In dieser Saison nahm Jan Michael Horstmann in jedes der Konzerte eine Uraufführung ins Programm. Allesamt Auftragsarbeiten für die Mitteldeutsche Kammerphilharmonie. "Werke von Komponisten, die ich selbst bereits aus früherer Zusammenarbeit kannte. Es war vorab etwas ungewiss, wie sich das Publikum auf diese neue Musik einlässt", sagte Horstmann. Bereits kurz vor Ende der Saison kann man feststellen, dass das Schönebecker Publikum ein sehr aufmerksames und an neuem interessiertes ist. So auch bei "zu welcher Stunde" der Komponistin Charlotte Seither. "Das Stück schrieb ich zwischen Januar und März dieses Jahres", sagte die Komponistin, "ursprünglich hatte es nichts mit dem Krieg zu tun, aber es bekommt in diesem Zusammenhang eine neue Bedeutung. Es ging mir um dieses Gefühl, plötzlich mitten aus dem Leben gerissen werden zu können. Beim Thema 'Abschied' spielt immer auch Angst mit." So spielte die Musik eben auch mit diesen Assoziationen. Die am Anfang zusammen mit dem Glissando der Streicher zu hörenden Glocken erzeugen eine mystisch-bedrohliche Stimmung. Eingestreute Töne von Cello, Oboe und Flöte irrlichtern darüber wie Geister über einem Moor. Musik wie aus einem düsteren Film, die gespannte Erwartung weckt. Mit angehaltenem Atem sitzt man da und starrt fasziniert und beunruhigt auf das was kommt und ist dann froh, wenn das Orchster wieder kräftiger wird und die Spannung auflöst. Am Ende wieder leise Glocken, vielleicht sind es Kirchenglocken, vielleicht das Totenglöcklein. Ein faszinierendes und ergreifendes Stück, das von den Musikern hohe Konzentration verlangte. Es klingt aus ohne Finale – am Ende ist Schweigen. Auch das Publikum verharrt noch eine Weile in Stille.
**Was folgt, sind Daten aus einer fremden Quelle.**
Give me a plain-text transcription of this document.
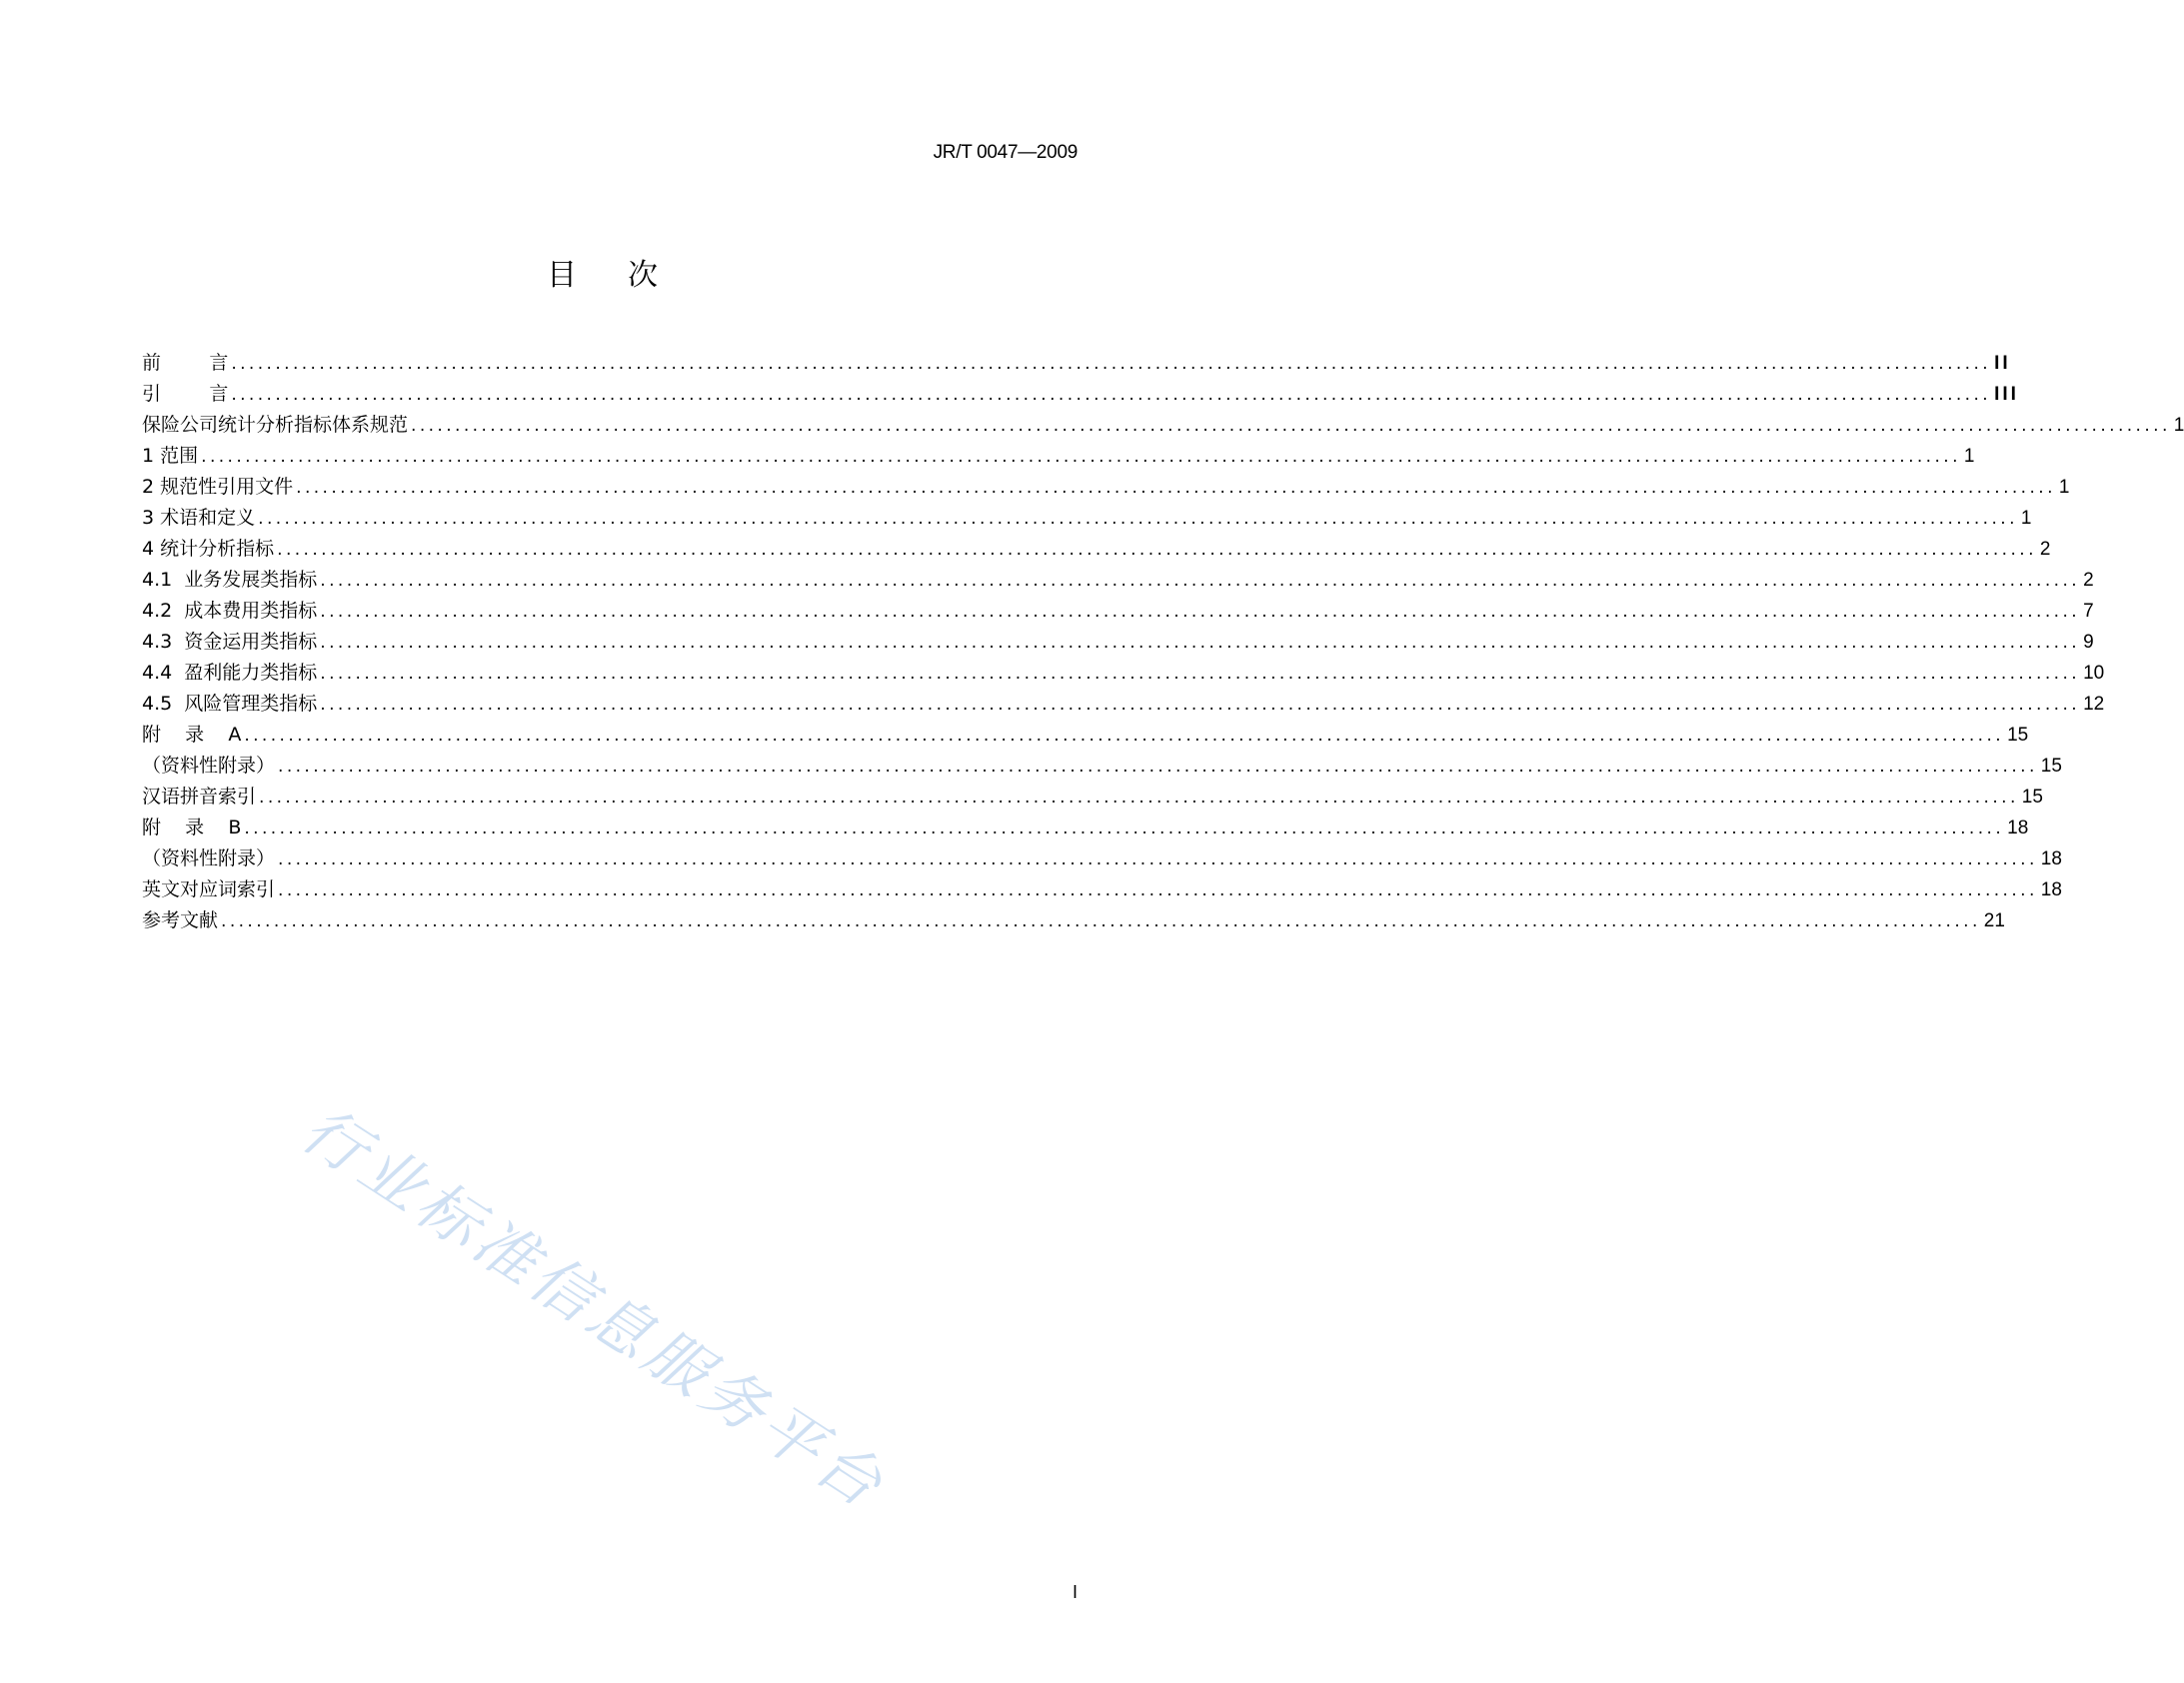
JR/T 0047—2009
目 次
前        言 ........................................................................................................................................................................................................ II
引        言 ........................................................................................................................................................................................................ III
保险公司统计分析指标体系规范 ........................................................................................................................................................................................................ 1
1 范围 ........................................................................................................................................................................................................ 1
2 规范性引用文件 ........................................................................................................................................................................................................ 1
3 术语和定义 ........................................................................................................................................................................................................ 1
4 统计分析指标 ........................................................................................................................................................................................................ 2
4.1  业务发展类指标 ........................................................................................................................................................................................................ 2
4.2  成本费用类指标 ........................................................................................................................................................................................................ 7
4.3  资金运用类指标 ........................................................................................................................................................................................................ 9
4.4  盈利能力类指标 ........................................................................................................................................................................................................ 10
4.5  风险管理类指标 ........................................................................................................................................................................................................ 12
附    录    A ........................................................................................................................................................................................................ 15
（资料性附录） ........................................................................................................................................................................................................ 15
汉语拼音索引 ........................................................................................................................................................................................................ 15
附    录    B ........................................................................................................................................................................................................ 18
（资料性附录） ........................................................................................................................................................................................................ 18
英文对应词索引 ........................................................................................................................................................................................................ 18
参考文献 ........................................................................................................................................................................................................ 21
行业标准信息服务平台
I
Charlotte Seither fand die Zusammenarbeit mit dem kleinen Schönebecker Orchester reizvoll. "Man ist dicht an den Musikern dran und ich spüre hier auch eine hohe Sensibilität für den Klang", sagte sie über die Kammerphilharmonie.
Das abschließende Stück von Ignaz Josef Pleyel setzt dann einen Gegenpunkt, vom Orchester kräftig und mit hoher Dynamik gespielt. Bläser und Kesselpauken geben kräftig Melodien vor, die dann leise von den Streichern wiederholt werden. Diese Abwechslung macht die Musik interessant.
Torsten Janicke, Konzertmeister des Kölner Gürzenich-Orchester, leitete als Gast das Orchester. Er lobte die Schönebecker Musiker. "Ich erlebe selten ein so akkurat spielendes Orchester" sagte er über die Zusammenarbeit. Den Musikern bescheinigte er nach dem Konzert, "ich habe mich bei Euch sofort wohl gefühlt".